There were 59,260 general education schools in 2007–2008 school year, an increase from 58,503 in the previous year. However, prior to 2005–2006, the number of schools was steadily decreasing from 65,899 in 2000–2001. The 2007–2008 number includes 4,965 advanced learning schools specializing in foreign languages, mathematics etc.; 2,347 advanced general-purpose schools, and 1,884 schools for all categories of disabled children; it does not include vocational technical school and technicums. Private schools accounted for 0.3% of elementary school enrollment in 2005 and 0.5% in 2005.

According to a 2005 UNESCO report, 96% of the adult population has completed lower secondary schooling and most of them also have an upper secondary education.
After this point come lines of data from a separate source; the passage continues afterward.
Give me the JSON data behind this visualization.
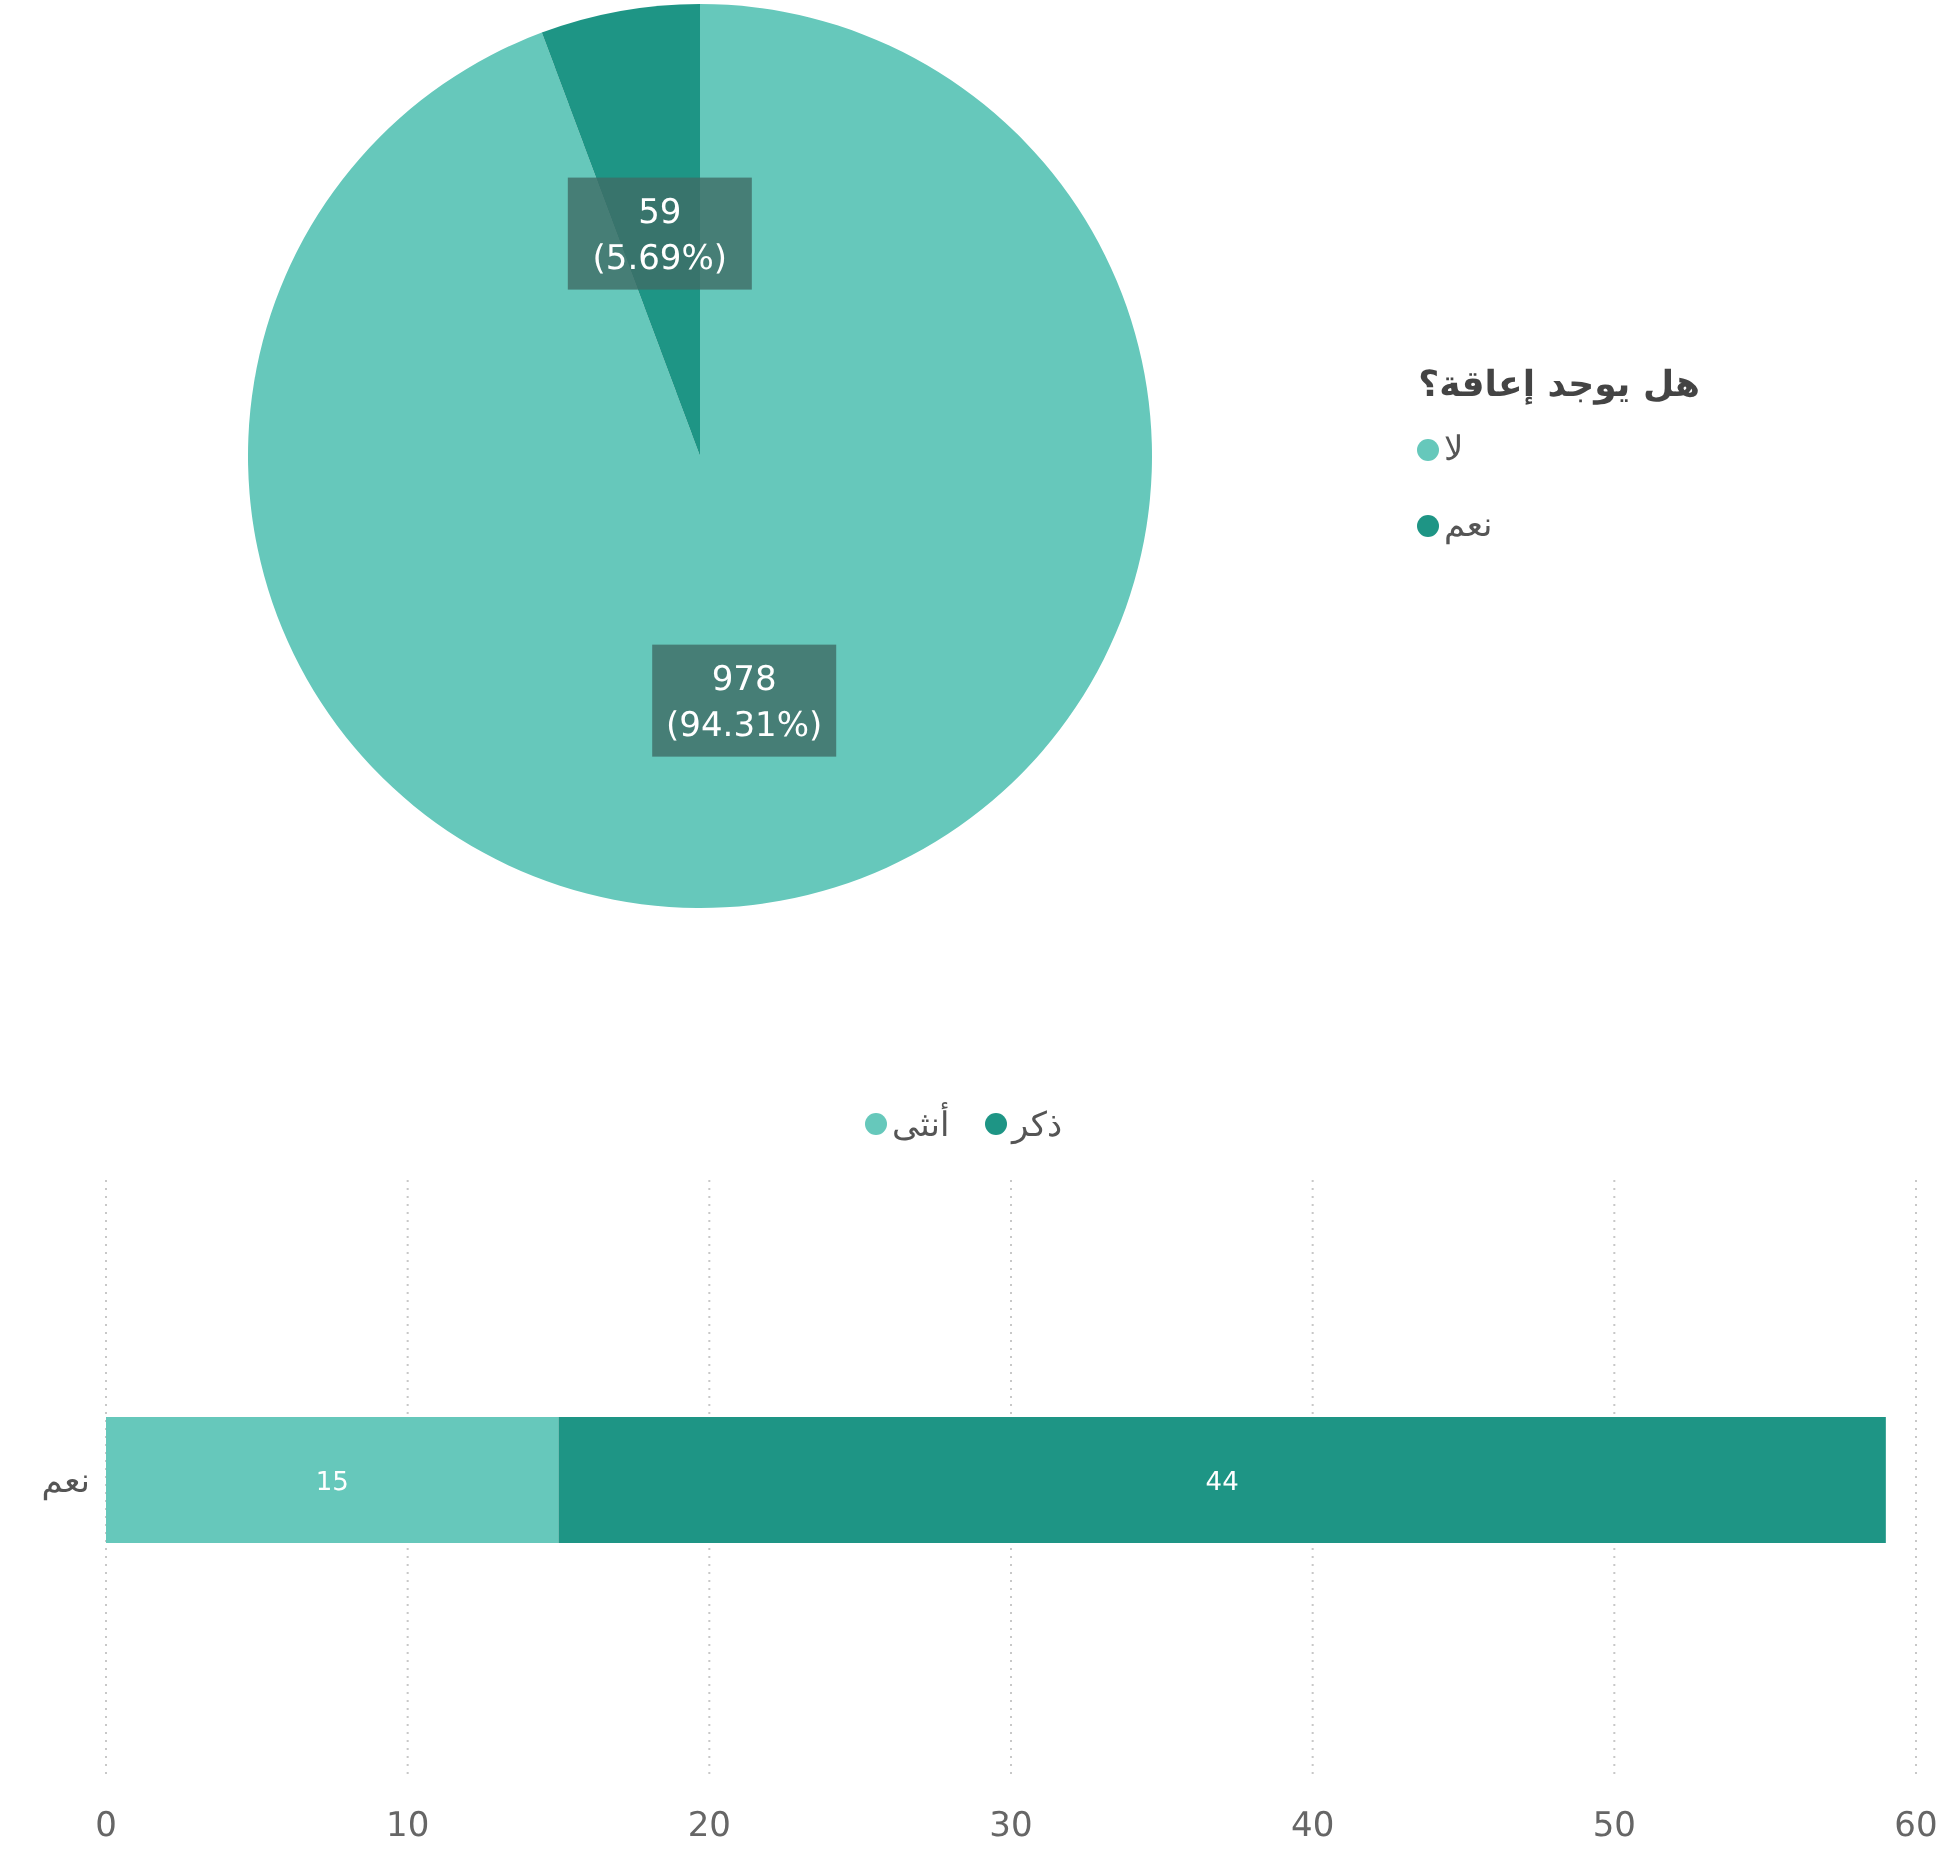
{
  "chart_data": [
    {
      "type": "pie",
      "legend_title": "هل يوجد إعاقة؟",
      "categories": [
        "لا",
        "نعم"
      ],
      "values": [
        978,
        59
      ],
      "colors": [
        "#66c8bb",
        "#1e9585"
      ],
      "value_labels": [
        "978\n(94.31%)",
        "59\n(5.69%)"
      ],
      "legend": "right"
    },
    {
      "type": "bar",
      "orientation": "horizontal",
      "stacked": true,
      "categories": [
        "نعم"
      ],
      "series": [
        {
          "name": "أنثى",
          "color": "#66c8bb",
          "values": [
            15
          ]
        },
        {
          "name": "ذكر",
          "color": "#1e9585",
          "values": [
            44
          ]
        }
      ],
      "xlim": [
        0,
        60
      ],
      "xticks": [
        0,
        10,
        20,
        30,
        40,
        50,
        60
      ],
      "grid": "x",
      "legend": "top",
      "data_labels": true
    }
  ]
}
Eleven-year secondary education in Russia is compulsory since September 1, 2007. Until 2007, it was limited to nine years with grades 10-11 optional; federal subjects of Russia could enforce higher compulsory standard through local legislation within the eleven–year federal programme. The eleven-year school term is split into elementary (grades 1-4), middle (grades 5-9) and senior (grades 10-11) classes. Absolute majority of children attend full programme schools providing eleven-year education; schools limited to elementary or elementary and middle classes typically exist in rural areas. Of 59,260 schools in Russia, 36,248 provide full eleven-year programme, 10,833 - nine-year "basic" (elementary and middle) programme, and 10,198 - elementary education only. Their number is disproportionately large compared to their share of students due to lesser class sizes in rural schools. In areas where school capacity is insufficient to teach all students on a normal, morning to afternoon, schedule, authorities resort to double shift schools, where two streams of students (morning shift and evening shift) share the same facility. There were 13,100 double shift and 75 triple shift schools in 2007-2008, compared to 19,201 and 235 in 2000-2001.

Children are accepted to first grade at the age of 6 or 7, depending on individual development of each child. Until 1990, starting age was set at seven years and schooling lasted ten years for students who were planning to proceed to higher education in Universities. Students who were planning to proceed to technical schools were doing so, as a rule, after the 8th grade. The switch from ten to eleven-year term was motivated by continuously increasing load in middle and senior grades. In the 1960s, it resulted in a "conversion" of the fourth grade from elementary to middle school. Decrease in elementary schooling led to greater disparity between children entering middle school; to compensate for the "missing" fourth grade, elementary schooling was extended with a "zero grade" for six-year-olds. This move remains a subject of controversy. Children of elementary classes are normally separated from other classes within their own floor of a school building. They are taught, ideally, by a single teacher through all four elementary grades (except for physical training and, if available, foreign languages); 98.5% of elementary school teachers are women. Their number decreased from 349,000 in 1999 to 317,000 in 2005. Starting from the fifth grade, each academic subject is taught by a dedicated specialty teacher (80.4% women in 2004, an increase from 75.4% in 1991). Pupil-to-teacher ratio (11:1) is on par with developed European countries. The school year extends from September 1 to end of May and is divided into four terms. Study programme in schools is fixed; unlike in some Western countries, schoolchildren or their parents have no choice of study subjects.